Mais elles ont des traits et des ambitions différentes. A l’âge du Romantisme, les ruines sont associées à une nature contemplative où la dimension métaphysique est première. La relation à la nature est une relation sensible, dénuée de rationalité, qui relie directement l’Homme au divin (une réaction à l’esprit des Lumières en somme qui établissait un lien de domestication par l’Homme à son encontre). A l’ère des friches, la relation à la nature a davantage pour ambition d’instaurer une relation équilibrée entre elle et l’Homme. Cette approche peut néanmoins être les prémisses (ou le prolongement) d’un retour métaphysique à la nature, de type animiste, croyance en un esprit, une force vitale qui anime les êtres vivants, les objets mais aussi les éléments naturels. Les friches comme marqueur du retour du religieux. Est-ce si insensé ?
Un sentiment de malaise à l’égard de leur société contemporaine
Malaise profond exprimé par les hommes et les femmes à la période romantique issu d’un monde économique brutal naissant où il est difficile de vivre dignement. Malaise contemporain issu de la perte de sens et de la souffrance issus du monde du travail, d’une dégradation de l’environnement. Les friches et les ruines entendent être des recours à ce malaise ambiant. Certains parlent par exemple des friches culturelles comme des lieux d’utopies concrètes (Fazette Bordage).

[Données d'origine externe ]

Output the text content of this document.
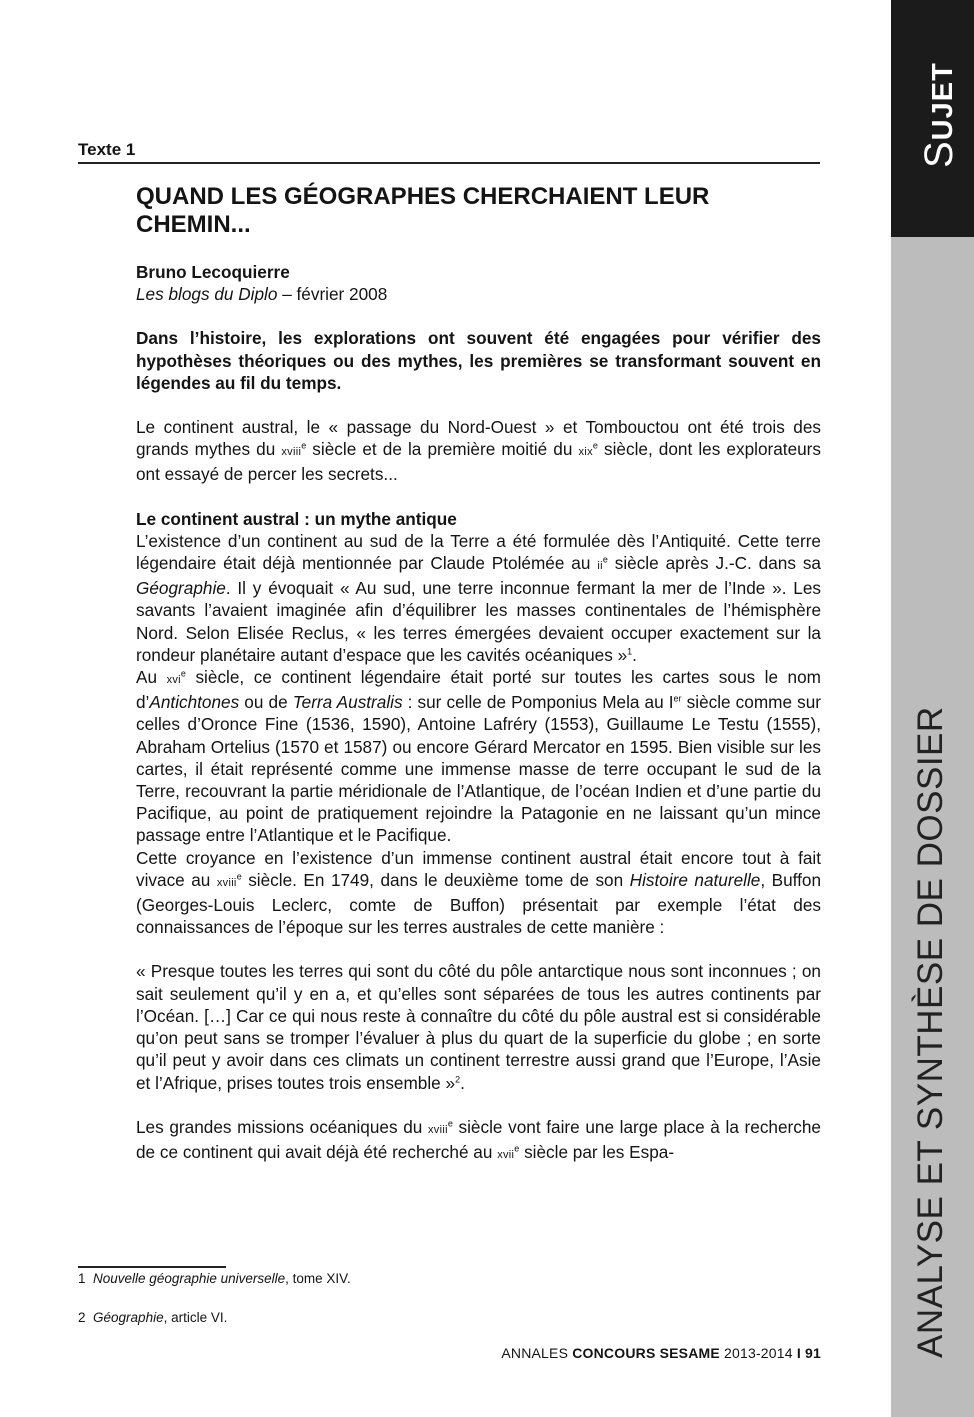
SUJET
ANALYSE ET SYNTHÈSE DE DOSSIER
Texte 1
QUAND LES GÉOGRAPHES CHERCHAIENT LEUR CHEMIN...

Bruno Lecoquierre

Les blogs du Diplo – février 2008

Dans l’histoire, les explorations ont souvent été engagées pour vérifier des hypothèses théoriques ou des mythes, les premières se transformant souvent en légendes au fil du temps.

Le continent austral, le « passage du Nord-Ouest » et Tombouctou ont été trois des grands mythes du xviii$^e$ siècle et de la première moitié du xix$^e$ siècle, dont les explorateurs ont essayé de percer les secrets...

Le continent austral : un mythe antique

L’existence d’un continent au sud de la Terre a été formulée dès l’Antiquité. Cette terre légendaire était déjà mentionnée par Claude Ptolémée au $ii^e$ siècle après J.-C. dans sa Géographie. Il y évoquait « Au sud, une terre inconnue fermant la mer de l’Inde ». Les savants l’avaient imaginée afin d’équilibrer les masses continentales de l’hémisphère Nord. Selon Elisée Reclus, « les terres émergées devaient occuper exactement sur la rondeur planétaire autant d’espace que les cavités océaniques »$^1$.

Au xvi$^e$ siècle, ce continent légendaire était porté sur toutes les cartes sous le nom d’Antichtones ou de Terra Australis : sur celle de Pomponius Mela au Ier siècle comme sur celles d’Oronce Fine (1536, 1590), Antoine Lafréry (1553), Guillaume Le Testu (1555), Abraham Ortelius (1570 et 1587) ou encore Gérard Mercator en 1595. Bien visible sur les cartes, il était représenté comme une immense masse de terre occupant le sud de la Terre, recouvrant la partie méridionale de l’Atlantique, de l’océan Indien et d’une partie du Pacifique, au point de pratiquement rejoindre la Patagonie en ne laissant qu’un mince passage entre l’Atlantique et le Pacifique.

Cette croyance en l’existence d’un immense continent austral était encore tout à fait vivace au xviii$^e$ siècle. En 1749, dans le deuxième tome de son Histoire naturelle, Buffon (Georges-Louis Leclerc, comte de Buffon) présentait par exemple l’état des connaissances de l’époque sur les terres australes de cette manière :

« Presque toutes les terres qui sont du côté du pôle antarctique nous sont inconnues ; on sait seulement qu’il y en a, et qu’elles sont séparées de tous les autres continents par l’Océan. […] Car ce qui nous reste à connaître du côté du pôle austral est si considérable qu’on peut sans se tromper l’évaluer à plus du quart de la superficie du globe ; en sorte qu’il peut y avoir dans ces climats un continent terrestre aussi grand que l’Europe, l’Asie et l’Afrique, prises toutes trois ensemble »$^2$.

Les grandes missions océaniques du xviii$^e$ siècle vont faire une large place à la recherche de ce continent qui avait déjà été recherché au xvii$^e$ siècle par les Espa-

1 Nouvelle géographie universelle, tome XIV.
2 Géographie, article VI.
ANNALES CONCOURS SESAME 2013-2014 I 91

Une défiance à l’égard du progrès technique et de l’idéologie qui la sous-tend
Le Romantisme est une réaction à l’esprit des Lumières, qui coupe l’Homme du divin, le plonge dans un vide spirituel et un ennui profond(Musset). Les friches traduisent de leur côté, à travers des usages de type circuits courts, leur défiance à l’égard d’évolutions techniques qui ont coupé les habitants des modes de production agricole. Les friches expriment aussi la volonté de ceux qui les fréquentent de se réapproprier les modalités de leur travail et de ne plus être soumis à un modèle d’organisation (mais aussi de redistribution) qui leur échappe (les tiers lieux d’initiative associative surtout, de type Electrolab à Nanterre, ICI à Montreuil). Dans cette logique de ré-appropriation par les individus des grands éléments structurants de leur vie (alimentation, éducation, travail), il ne serait pas étonnant de voir apparaître dans les friches des modèles d’éducation en rupture avec ceux mis en place par l’Education nationale (c’est peut-être déjà le cas) .
La dimension internationale et la dimension spontanée, hors de tout cadre politique institutionnelle, sont des traits communs des friches actuelles et des ruines à la période Romantique.

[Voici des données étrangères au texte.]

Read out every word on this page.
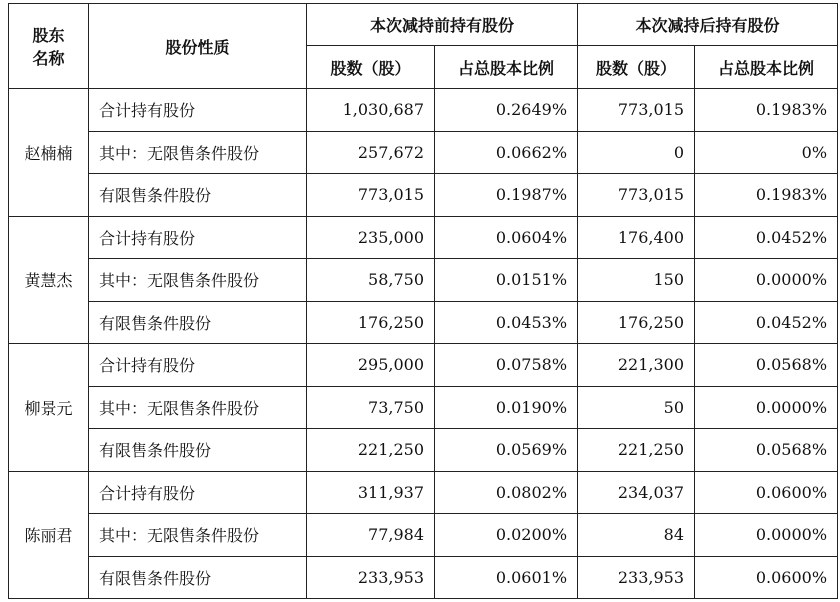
股东
名称	股份性质	本次减持前持有股份		本次减持后持有股份	
		股数（股）	占总股本比例	股数（股）	占总股本比例
赵楠楠	合计持有股份	1,030,687	0.2649%	773,015	0.1983%
	其中：无限售条件股份	257,672	0.0662%	0	0%
	有限售条件股份	773,015	0.1987%	773,015	0.1983%
黄慧杰	合计持有股份	235,000	0.0604%	176,400	0.0452%
	其中：无限售条件股份	58,750	0.0151%	150	0.0000%
	有限售条件股份	176,250	0.0453%	176,250	0.0452%
柳景元	合计持有股份	295,000	0.0758%	221,300	0.0568%
	其中：无限售条件股份	73,750	0.0190%	50	0.0000%
	有限售条件股份	221,250	0.0569%	221,250	0.0568%
陈丽君	合计持有股份	311,937	0.0802%	234,037	0.0600%
	其中：无限售条件股份	77,984	0.0200%	84	0.0000%
	有限售条件股份	233,953	0.0601%	233,953	0.0600%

Le Romantisme n’est pas un mouvement organisé mais un état d’esprit qui traverse toute l’Europe au début du 19è siècle. Des groupes d’artistes et d’écrivains, animés par des idéaux communs, mais avec des connotations locales très affirmées, agissent de façon autonome dans les différents pays européens. C’est l’insurrection grecque en 1821 face à la domination ottomane qui fait office de catalyseur en Europe. L’opinion publique se prend d’affection pour la Grèce qui a vu émerger la philosophie, les arts et la démocratie. Victor Hugo, Chateaubriand, Lord Byron prennent fait et cause pour les insurgés. Le tableau Les Massacres de Scio (Eugène Delacroix) fait office de manifeste. Il signale l’engagement politique de l’artiste et révolutionne la peinture d’Histoire. En 1826, il renouvellera cette posture engagée avec le tableau « La Grèce sur les ruines de Missolonghi ». La ruine préfigure l’œuvre moderne et contemporaine dans certains de ses aspects les plus radicaux parmi lesquels : la valorisation du processus, de l’inachèvement, des procès de dégradation et de destruction, allant jusqu’à l’anéantissement (Objet à détruire, Man Ray, Hommage à New York, Tinguely…), la fascination pour le déchet, le débris, la délégation de la création et du « faire » humain à l’autre, à la nature, aux éléments (Arte Povera, Smithson). Le romantisme trouve dans la ruine une puissante image du «mal du siècle». L’homme romantique se projette dans la ruine, il y voit comme une allégorie de sa propre existence. Empathie avec la ruine que Chateaubriand promeut : «les ruines sont plus pittoresques que le monument frais et entier.»
Les friches contemporaines, avant d’être largement cadrés par les acteurs institutionnels, participaient elles aussi d’un mouvement spontané que l’on retrouve un peu partout dans le monde, de New-York à Paris, en passant par Londres, Berlin, Cracovie, Budapest… Espaces délaissés dans des ères urbaines peu valorisées (zones dédiées à de grandes infrastructures de types entrepôts, réseaux de transports), elles prennent leur essor en raison de leur caractère dénormé. Elles sont perçues comme les lieux de tous les possible, par opposition à une société hyper normée. Rebus de la société industrielle, on les retrouve dans tous les pays fortement marqués par les grandes infrastructures qui ont remodelé les villes lors de la révolution industrielle. De verrues urbaines elles passent à joyaux locaux.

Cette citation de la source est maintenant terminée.